NSC’s analysis also shows that workers of color are over-represented among those with digital skill gaps, in part due to longstanding racial and ethnic disparities in access to education and training, financial resources, and career-path jobs.

Black workers comprise 12 percent of all workers but represent 15 percent of those with no digital skills and 21 percent of those with limited digital skills.

Latinx workers are 14 percent of all workers, but 35 percent of workers with no digital skills and 20 percent of those with limited skills. Meanwhile, 33 percent of all immigrant workers have no digital skills and 29 percent have limited skills.

Asian American and Pacific Islander workers present a more mixed picture. These workers represent 5 percent of all workers, 4 percent of workers with no digital skills, and 7 percent of those with limited skills. Data on Native Americans and multi-racial individuals, however, is unavailable due to low sample size.

White workers, by contrast, are less likely to lack digital skills. White workers represent 67 percent of all workers, but only 44 percent of those with no digital skills and 50 percent of those with limited digital skills.

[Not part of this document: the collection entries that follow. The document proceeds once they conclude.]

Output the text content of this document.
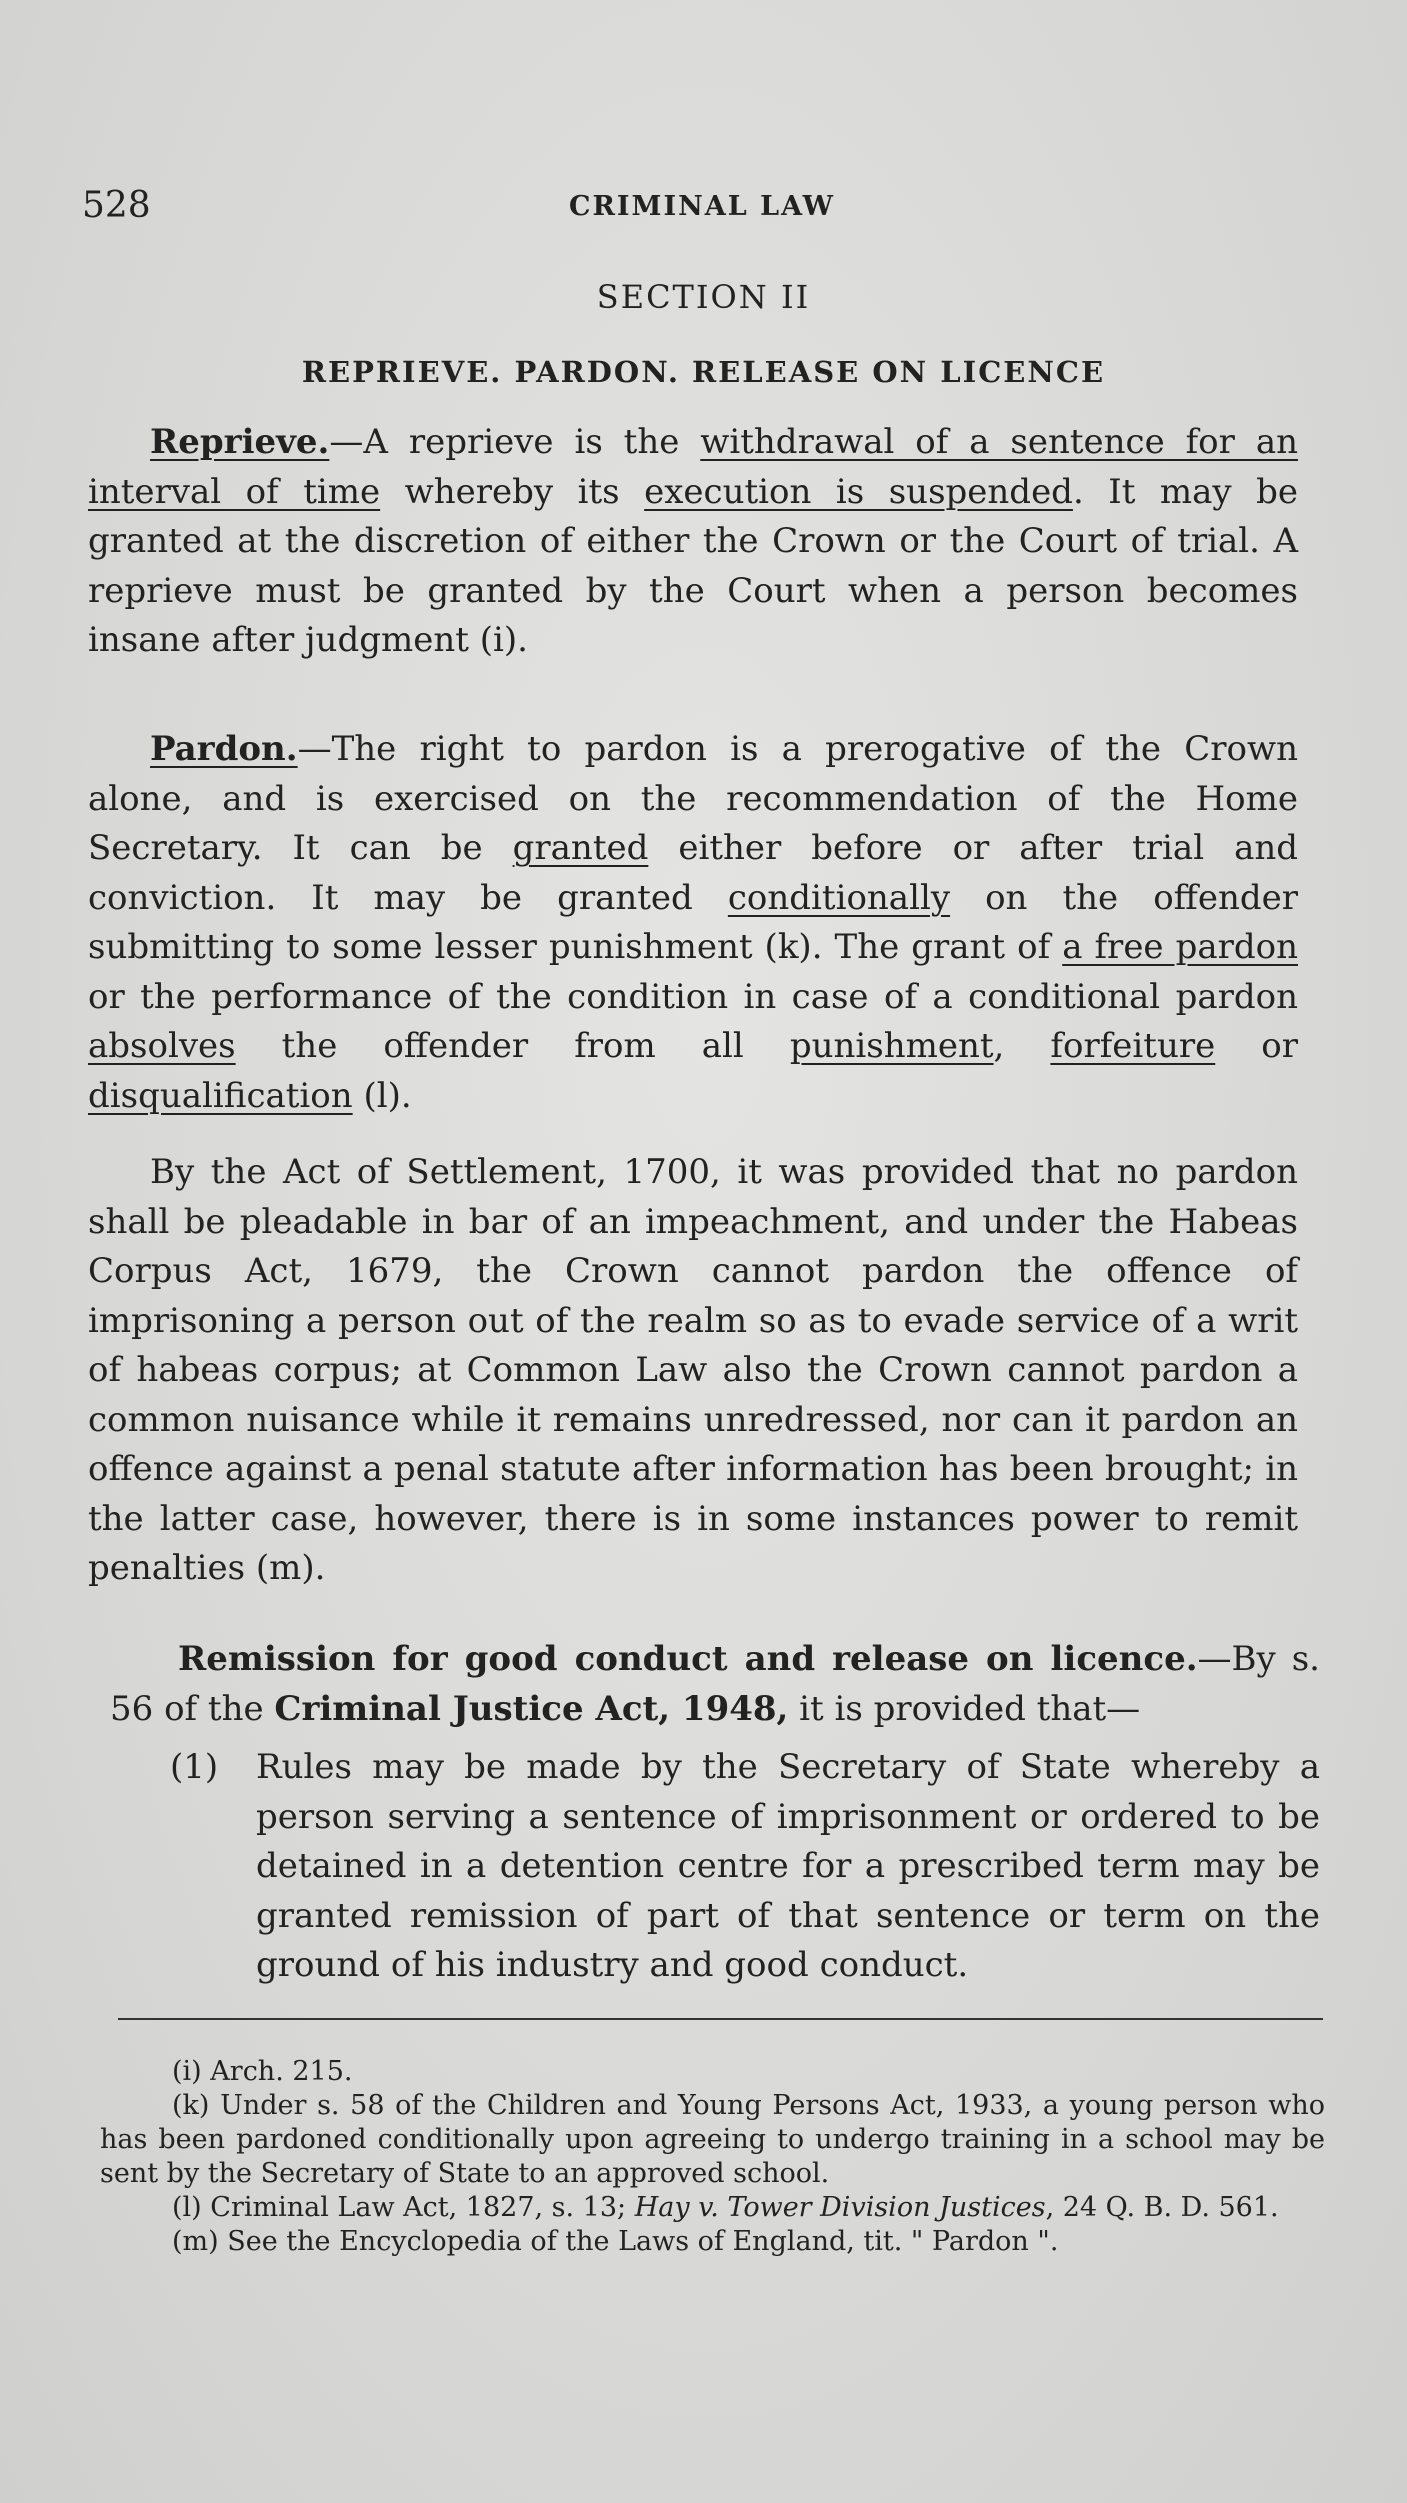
528	CRIMINAL LAW
SECTION II
REPRIEVE. PARDON. RELEASE ON LICENCE

Reprieve.—A reprieve is the withdrawal of a sentence for an interval of time whereby its execution is suspended. It may be granted at the discretion of either the Crown or the Court of trial. A reprieve must be granted by the Court when a person becomes insane after judgment (i).

Pardon.—The right to pardon is a prerogative of the Crown alone, and is exercised on the recommendation of the Home Secretary. It can be granted either before or after trial and conviction. It may be granted conditionally on the offender submitting to some lesser punishment (k). The grant of a free pardon or the performance of the condition in case of a conditional pardon absolves the offender from all punishment, forfeiture or disqualification (l).

By the Act of Settlement, 1700, it was provided that no pardon shall be pleadable in bar of an impeachment, and under the Habeas Corpus Act, 1679, the Crown cannot pardon the offence of imprisoning a person out of the realm so as to evade service of a writ of habeas corpus; at Common Law also the Crown cannot pardon a common nuisance while it remains unredressed, nor can it pardon an offence against a penal statute after information has been brought; in the latter case, however, there is in some instances power to remit penalties (m).

Remission for good conduct and release on licence.—By s. 56 of the Criminal Justice Act, 1948, it is provided that—

(1) Rules may be made by the Secretary of State whereby a person serving a sentence of imprisonment or ordered to be detained in a detention centre for a prescribed term may be granted remission of part of that sentence or term on the ground of his industry and good conduct.

(i) Arch. 215.

(k) Under s. 58 of the Children and Young Persons Act, 1933, a young person who has been pardoned conditionally upon agreeing to undergo training in a school may be sent by the Secretary of State to an approved school.

(l) Criminal Law Act, 1827, s. 13; Hay v. Tower Division Justices, 24 Q. B. D. 561.

(m) See the Encyclopedia of the Laws of England, tit. " Pardon ".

“Decades of intentional public policies created the structural inequities in our country, and that’s why public policy must be an integral part of the solution,” said Bergson-Shilcock. “Federal and state policymakers can act by investing in upskilling for workers and ensuring that workers of color benefit equitably from those investments. This requires that outcome data be disaggregated by race and ethnicity so that policymakers and advocates can identify where there are springboards or bottlenecks in workforce and education systems that are supporting or hindering racial equity in digital skill-building.”

 

Methodology: The data in this analysis comes from the 2012 and 2014 combined data by the Organization for Economic Cooperation and Development (OECD) Survey of Adult Skills, also known as the PIAAC. It represents US workers ages 16-64 who were employed across all industries at the time of the survey.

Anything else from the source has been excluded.